On Jan. 24, Cboe withdrew its proposal for a rule change to allow the proposed VanEck/Solid X bitcoin ETF to trade on its exchange, citing the government shutdown as motivation. (Cboe Global Markets is the parent company of ETF.com.)
The filing was one of two proposals left standing among the deluge of cryptocurrency funds that had been filed for over the past year. The SEC had rejected most of those proposals last summer, but afterward had taken them under further review. The government shutdown has suspended that review indefinitely (read: "Bitcoin ETFs Not Quite Dead Yet").
Jan Van Eck, CEO and founder of VanEck, told CNBC that the firm planned to refile the proposal and continue dialogue with the SEC: "Instead of trying to slip through or something, we just had the application pulled."
Threat Of Shutdown 2.0 Looms
Another potential SEC shutdown looms on the horizon.
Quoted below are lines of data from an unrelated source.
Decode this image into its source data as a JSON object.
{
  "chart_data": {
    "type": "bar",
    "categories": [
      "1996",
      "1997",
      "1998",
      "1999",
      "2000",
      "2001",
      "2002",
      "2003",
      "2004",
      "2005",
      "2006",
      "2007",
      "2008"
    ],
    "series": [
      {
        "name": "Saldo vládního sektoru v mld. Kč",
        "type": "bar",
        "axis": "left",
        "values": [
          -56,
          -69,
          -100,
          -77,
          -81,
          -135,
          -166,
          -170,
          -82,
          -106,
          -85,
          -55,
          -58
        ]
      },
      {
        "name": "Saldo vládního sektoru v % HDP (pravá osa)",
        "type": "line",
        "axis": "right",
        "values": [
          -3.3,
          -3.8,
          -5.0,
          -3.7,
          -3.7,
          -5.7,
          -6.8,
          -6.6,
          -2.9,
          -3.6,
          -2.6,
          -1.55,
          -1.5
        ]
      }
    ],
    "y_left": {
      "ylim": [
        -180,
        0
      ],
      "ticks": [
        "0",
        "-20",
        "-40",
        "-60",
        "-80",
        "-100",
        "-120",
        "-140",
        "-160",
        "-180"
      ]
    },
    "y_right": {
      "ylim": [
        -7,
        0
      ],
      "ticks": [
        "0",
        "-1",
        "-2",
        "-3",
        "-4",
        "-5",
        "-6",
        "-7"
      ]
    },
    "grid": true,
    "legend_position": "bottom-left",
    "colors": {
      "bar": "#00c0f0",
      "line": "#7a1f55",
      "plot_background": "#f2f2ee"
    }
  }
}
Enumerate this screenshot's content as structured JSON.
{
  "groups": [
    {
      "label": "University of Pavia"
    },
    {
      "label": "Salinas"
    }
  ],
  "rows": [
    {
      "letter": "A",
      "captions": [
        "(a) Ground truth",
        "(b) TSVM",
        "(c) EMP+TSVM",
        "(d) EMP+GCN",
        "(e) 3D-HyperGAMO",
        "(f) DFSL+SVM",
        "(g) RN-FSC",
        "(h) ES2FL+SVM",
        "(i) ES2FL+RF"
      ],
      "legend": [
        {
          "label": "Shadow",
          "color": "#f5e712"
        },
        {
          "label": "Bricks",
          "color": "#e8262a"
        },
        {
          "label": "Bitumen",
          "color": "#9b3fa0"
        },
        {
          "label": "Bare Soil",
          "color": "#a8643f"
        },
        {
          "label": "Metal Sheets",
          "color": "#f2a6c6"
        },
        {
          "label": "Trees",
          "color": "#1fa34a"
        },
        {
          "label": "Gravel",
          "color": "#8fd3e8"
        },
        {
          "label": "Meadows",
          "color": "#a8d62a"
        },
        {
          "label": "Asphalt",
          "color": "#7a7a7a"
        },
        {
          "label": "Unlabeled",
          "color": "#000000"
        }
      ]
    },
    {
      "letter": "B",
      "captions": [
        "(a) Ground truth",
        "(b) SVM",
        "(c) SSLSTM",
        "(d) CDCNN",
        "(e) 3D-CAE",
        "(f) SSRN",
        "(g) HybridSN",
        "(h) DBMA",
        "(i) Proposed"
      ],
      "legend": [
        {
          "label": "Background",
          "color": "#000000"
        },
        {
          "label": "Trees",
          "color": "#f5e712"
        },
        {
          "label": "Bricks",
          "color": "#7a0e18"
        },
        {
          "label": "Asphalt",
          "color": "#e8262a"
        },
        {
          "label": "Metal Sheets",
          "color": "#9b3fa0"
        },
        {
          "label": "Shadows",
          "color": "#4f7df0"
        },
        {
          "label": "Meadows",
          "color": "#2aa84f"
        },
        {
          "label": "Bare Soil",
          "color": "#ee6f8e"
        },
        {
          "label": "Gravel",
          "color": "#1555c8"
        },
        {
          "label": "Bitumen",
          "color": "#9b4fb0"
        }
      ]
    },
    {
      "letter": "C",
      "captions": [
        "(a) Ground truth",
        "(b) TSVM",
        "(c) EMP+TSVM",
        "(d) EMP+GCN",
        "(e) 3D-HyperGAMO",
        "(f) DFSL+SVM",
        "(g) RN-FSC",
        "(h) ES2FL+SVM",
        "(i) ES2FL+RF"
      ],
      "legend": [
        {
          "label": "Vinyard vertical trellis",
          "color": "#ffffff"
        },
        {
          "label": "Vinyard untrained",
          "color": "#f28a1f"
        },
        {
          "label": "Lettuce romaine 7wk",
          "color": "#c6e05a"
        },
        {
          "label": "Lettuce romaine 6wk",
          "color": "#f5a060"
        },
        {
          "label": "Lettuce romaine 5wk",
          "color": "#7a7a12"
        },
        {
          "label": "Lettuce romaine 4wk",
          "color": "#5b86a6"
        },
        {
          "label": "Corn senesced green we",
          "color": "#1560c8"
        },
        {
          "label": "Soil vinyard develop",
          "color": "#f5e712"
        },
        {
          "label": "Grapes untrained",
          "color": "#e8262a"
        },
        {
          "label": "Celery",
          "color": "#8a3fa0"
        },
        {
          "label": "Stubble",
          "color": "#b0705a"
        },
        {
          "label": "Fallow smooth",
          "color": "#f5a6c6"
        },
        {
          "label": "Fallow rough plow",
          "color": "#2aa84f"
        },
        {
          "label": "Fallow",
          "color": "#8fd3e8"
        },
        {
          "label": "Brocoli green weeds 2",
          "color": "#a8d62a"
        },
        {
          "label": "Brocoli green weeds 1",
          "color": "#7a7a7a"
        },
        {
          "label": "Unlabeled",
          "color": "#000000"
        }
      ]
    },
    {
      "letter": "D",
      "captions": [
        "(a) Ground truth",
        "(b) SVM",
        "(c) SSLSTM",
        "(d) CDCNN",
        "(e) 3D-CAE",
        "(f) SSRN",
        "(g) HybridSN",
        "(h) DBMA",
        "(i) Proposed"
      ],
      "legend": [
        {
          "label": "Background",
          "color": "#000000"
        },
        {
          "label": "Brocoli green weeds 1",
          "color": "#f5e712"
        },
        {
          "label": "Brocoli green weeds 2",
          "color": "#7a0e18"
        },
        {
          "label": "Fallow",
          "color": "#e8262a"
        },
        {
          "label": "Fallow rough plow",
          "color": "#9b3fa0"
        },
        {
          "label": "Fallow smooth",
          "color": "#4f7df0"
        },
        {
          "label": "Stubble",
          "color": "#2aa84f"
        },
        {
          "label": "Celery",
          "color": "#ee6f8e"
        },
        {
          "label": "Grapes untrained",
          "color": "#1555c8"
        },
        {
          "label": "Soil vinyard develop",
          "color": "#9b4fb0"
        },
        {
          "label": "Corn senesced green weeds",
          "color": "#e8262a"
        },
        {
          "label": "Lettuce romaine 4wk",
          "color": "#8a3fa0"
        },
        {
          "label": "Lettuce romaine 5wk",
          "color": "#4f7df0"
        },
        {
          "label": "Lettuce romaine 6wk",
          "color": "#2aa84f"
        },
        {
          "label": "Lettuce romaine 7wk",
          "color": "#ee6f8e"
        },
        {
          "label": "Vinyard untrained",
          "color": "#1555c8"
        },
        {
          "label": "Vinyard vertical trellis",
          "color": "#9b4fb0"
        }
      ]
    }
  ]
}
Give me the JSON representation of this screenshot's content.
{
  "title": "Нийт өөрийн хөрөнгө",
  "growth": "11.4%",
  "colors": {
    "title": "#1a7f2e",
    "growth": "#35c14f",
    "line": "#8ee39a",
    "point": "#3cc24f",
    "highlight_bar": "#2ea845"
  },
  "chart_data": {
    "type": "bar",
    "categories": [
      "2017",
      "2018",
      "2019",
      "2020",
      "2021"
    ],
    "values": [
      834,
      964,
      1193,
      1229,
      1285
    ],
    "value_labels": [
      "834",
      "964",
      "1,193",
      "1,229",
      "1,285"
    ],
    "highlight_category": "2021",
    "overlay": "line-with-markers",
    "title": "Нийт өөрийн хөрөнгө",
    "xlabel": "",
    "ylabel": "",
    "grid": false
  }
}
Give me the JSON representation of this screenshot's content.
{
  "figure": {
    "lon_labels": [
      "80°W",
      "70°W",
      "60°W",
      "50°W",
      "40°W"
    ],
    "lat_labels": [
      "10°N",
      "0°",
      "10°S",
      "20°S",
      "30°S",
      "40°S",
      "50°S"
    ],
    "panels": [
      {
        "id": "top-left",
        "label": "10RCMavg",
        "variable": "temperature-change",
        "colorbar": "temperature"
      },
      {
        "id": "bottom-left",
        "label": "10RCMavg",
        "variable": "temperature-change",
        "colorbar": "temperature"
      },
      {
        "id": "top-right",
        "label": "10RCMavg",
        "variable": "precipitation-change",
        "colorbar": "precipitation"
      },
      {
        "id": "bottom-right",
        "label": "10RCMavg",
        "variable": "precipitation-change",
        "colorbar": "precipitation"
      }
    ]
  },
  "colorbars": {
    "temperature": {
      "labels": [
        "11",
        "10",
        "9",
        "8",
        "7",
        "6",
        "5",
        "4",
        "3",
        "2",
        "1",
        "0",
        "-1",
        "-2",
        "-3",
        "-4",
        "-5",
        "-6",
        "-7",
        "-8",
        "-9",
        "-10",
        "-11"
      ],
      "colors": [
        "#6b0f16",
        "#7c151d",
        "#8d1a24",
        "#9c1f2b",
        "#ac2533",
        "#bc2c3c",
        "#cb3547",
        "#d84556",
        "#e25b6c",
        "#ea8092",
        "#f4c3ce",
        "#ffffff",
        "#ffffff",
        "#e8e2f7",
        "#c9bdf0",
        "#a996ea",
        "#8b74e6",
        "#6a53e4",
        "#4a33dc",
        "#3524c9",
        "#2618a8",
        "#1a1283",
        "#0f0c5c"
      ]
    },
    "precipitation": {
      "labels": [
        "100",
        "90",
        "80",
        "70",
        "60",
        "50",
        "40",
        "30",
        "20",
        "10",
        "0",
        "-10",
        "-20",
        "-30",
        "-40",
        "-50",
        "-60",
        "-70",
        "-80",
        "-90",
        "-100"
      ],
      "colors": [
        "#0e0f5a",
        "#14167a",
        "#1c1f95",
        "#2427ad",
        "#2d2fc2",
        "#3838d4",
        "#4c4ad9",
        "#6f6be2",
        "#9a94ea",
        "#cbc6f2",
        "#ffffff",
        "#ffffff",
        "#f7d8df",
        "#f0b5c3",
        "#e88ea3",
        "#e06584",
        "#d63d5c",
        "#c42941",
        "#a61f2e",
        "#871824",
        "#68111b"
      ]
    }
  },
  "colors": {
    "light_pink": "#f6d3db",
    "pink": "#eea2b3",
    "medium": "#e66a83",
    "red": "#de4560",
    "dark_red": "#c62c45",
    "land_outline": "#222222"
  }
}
Congress' temporary resolution to reopen the government expires on Feb. 15. Should the resolution expire without federal funding in place, another SEC furlough would go into effect, and operations at the agency would cease once more.
That leaves ETF issuers wanting to launch new funds with a choice: Either rush to file proposals in the two-week window in which the government is sure to remain open; or hold off filing for new funds altogether, until the shutdown drama can be resolved for good.
"As an issuer, all we can do for the new [funds] we have in the works is to prepare our legal documentation, so that everything is ready to go," said Salehizadeh. "But if this [shutdown] becomes a longer-term theme, where they open the government for three weeks, then close it, then open again, it could become a nightmare."
Ironically, the SEC's proposed ETF rule would help bolster and streamline the fund launch process, even during a shutdown, by eliminating the need for exemptive relief, among other things.
However, review of that proposed rule has also been suspended, due to the shutdown. It is unclear when, or even if, it will be restarted.